Approve a company transaction
There are several reasons to approve a company transaction: to ensure the company is acting in its best interests, to protect the company from liability, or to ensure compliance with the law.
Approve funding to director
The Board of Directors may approve funding for the director in order to allow the director to continue to work on behalf of the company.
Approve loan to director
A company may approve a loan to a director to secure funding for the business. This may be done when the company is unable to obtain funding from traditional sources, such as banks. The company may also feel that the director is a good investment and is likely to repay the loan.
Approve requisition
Approving requisitions protects the company, ensures timely completion, and follows internal procedures.
Alter company objects
The company's objects clause sets out the purpose for which the company is formed. This purpose may be changed over time to reflect the company's changing business. For example, a company may need to add or remove objects to reflect a change in the business model.
Approve security
Approving security via board resolution is binding on the company, protects directors if security is unsuccessful, and allows company to raise funds without lengthy, expensive process.

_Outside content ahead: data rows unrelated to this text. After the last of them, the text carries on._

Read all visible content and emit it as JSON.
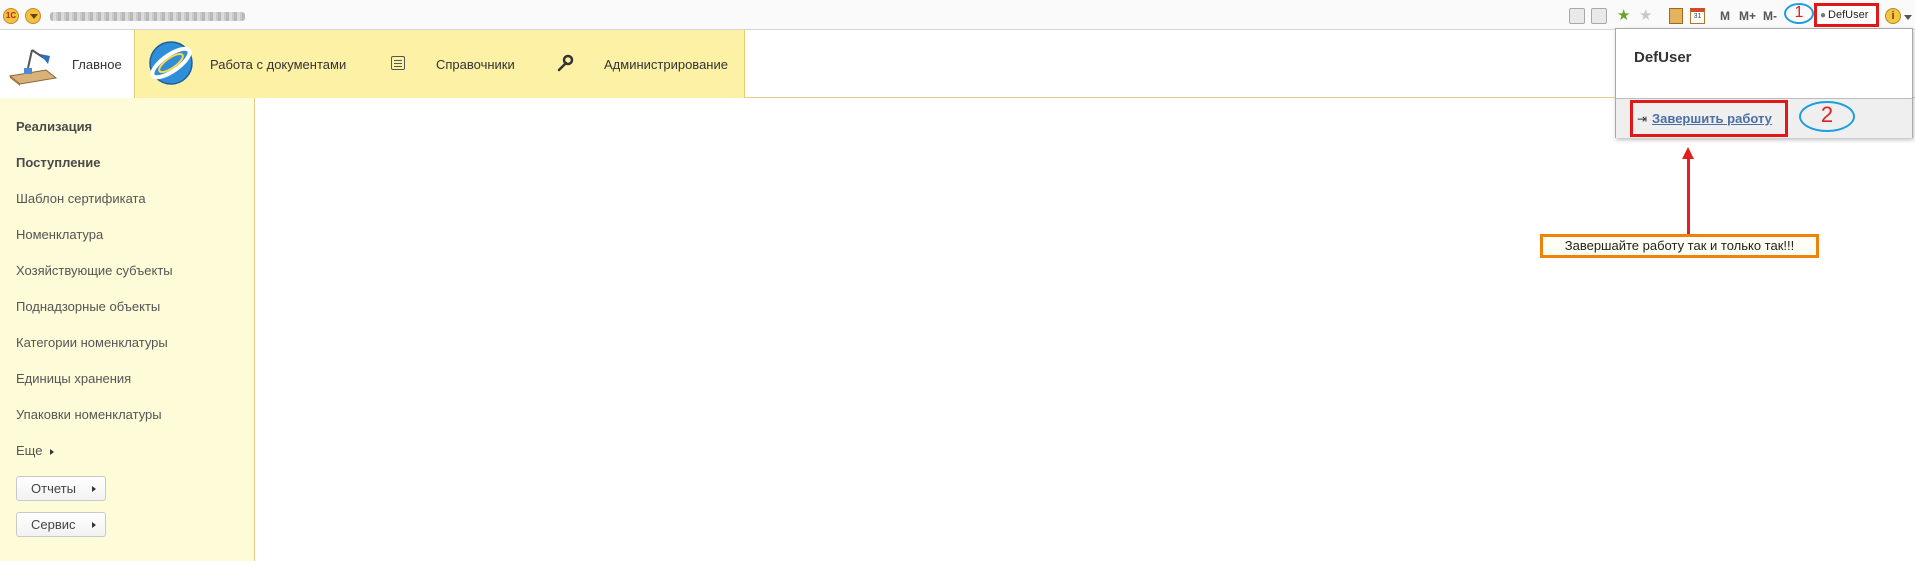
{
  "titlebar": {
    "app_logo": "1C",
    "user_label": "DefUser",
    "memory_buttons": [
      "M",
      "M+",
      "M-"
    ],
    "info_label": "i",
    "annotation_marker": "1"
  },
  "sections": {
    "home": "Главное",
    "documents": "Работа с документами",
    "references": "Справочники",
    "admin": "Администрирование"
  },
  "nav": {
    "items": [
      {
        "label": "Реализация",
        "bold": true
      },
      {
        "label": "Поступление",
        "bold": true
      },
      {
        "label": "Шаблон сертификата",
        "bold": false
      },
      {
        "label": "Номенклатура",
        "bold": false
      },
      {
        "label": "Хозяйствующие субъекты",
        "bold": false
      },
      {
        "label": "Поднадзорные объекты",
        "bold": false
      },
      {
        "label": "Категории номенклатуры",
        "bold": false
      },
      {
        "label": "Единицы хранения",
        "bold": false
      },
      {
        "label": "Упаковки номенклатуры",
        "bold": false
      }
    ],
    "more": "Еще",
    "reports": "Отчеты",
    "service": "Сервис"
  },
  "popup": {
    "user_name": "DefUser",
    "logout": "Завершить работу",
    "annotation_marker": "2"
  },
  "annotation": {
    "note": "Завершайте работу так и только  так!!!"
  },
  "colors": {
    "section_band": "#fdf1a6",
    "nav_background": "#fefbd8",
    "annotation_red": "#e01818",
    "annotation_blue": "#1e9ee0",
    "annotation_orange": "#f0820a",
    "link": "#4a6fa5"
  }
}
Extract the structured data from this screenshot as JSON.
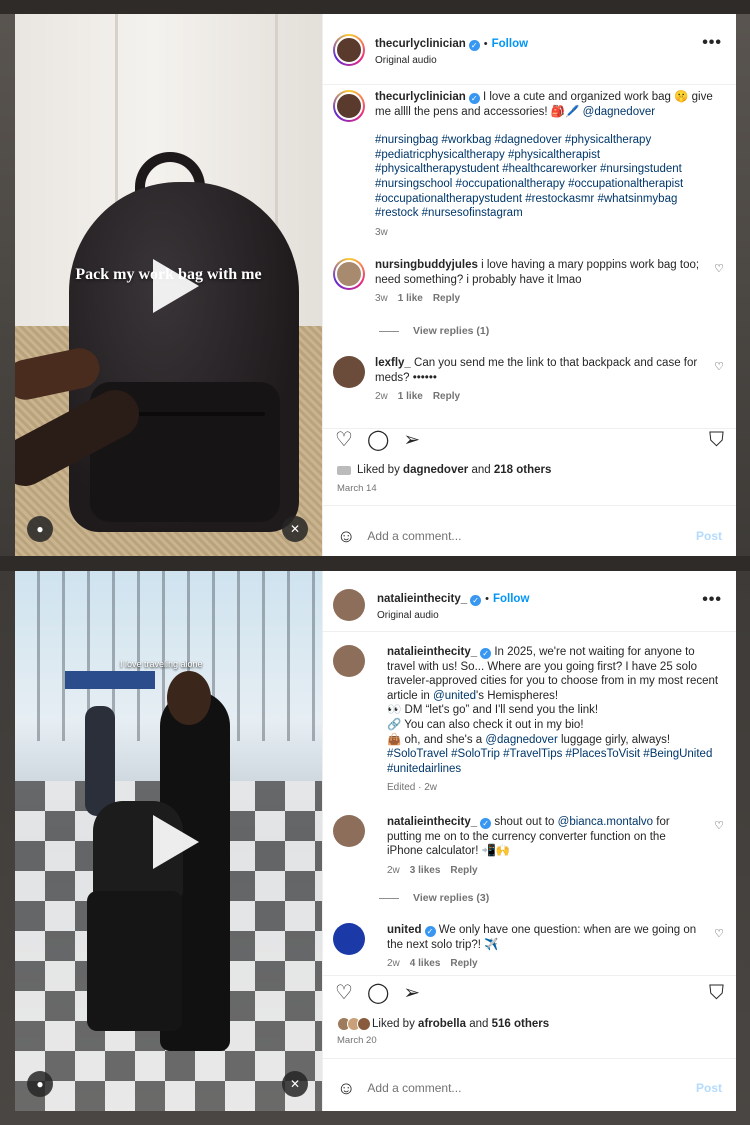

Amend articles of association
An individual might want to amend articles of association to change the company's name, registered address, or purpose or objectives.
Vote on resolutions
A board resolution is created by the board of directors to make important decisions about the company, such as approving a new product or hiring a new CEO.
Resolution of members
A Board resolution may be used to resolve members' disputes and establish corporate governance procedures and policies, and address any other matter that the Board of Directors deems necessary or advisable.
Pass written resolution
A company's board of directors can make decisions by either meeting in person or passing a written resolution. Written resolutions are more efficient than meetings and can be used when all directors agree or it's not possible for them to meet in person.
Create a board resolution
A board resolution is a formal decision made by a company's board of directors, delegation of authority, or providing direction to management.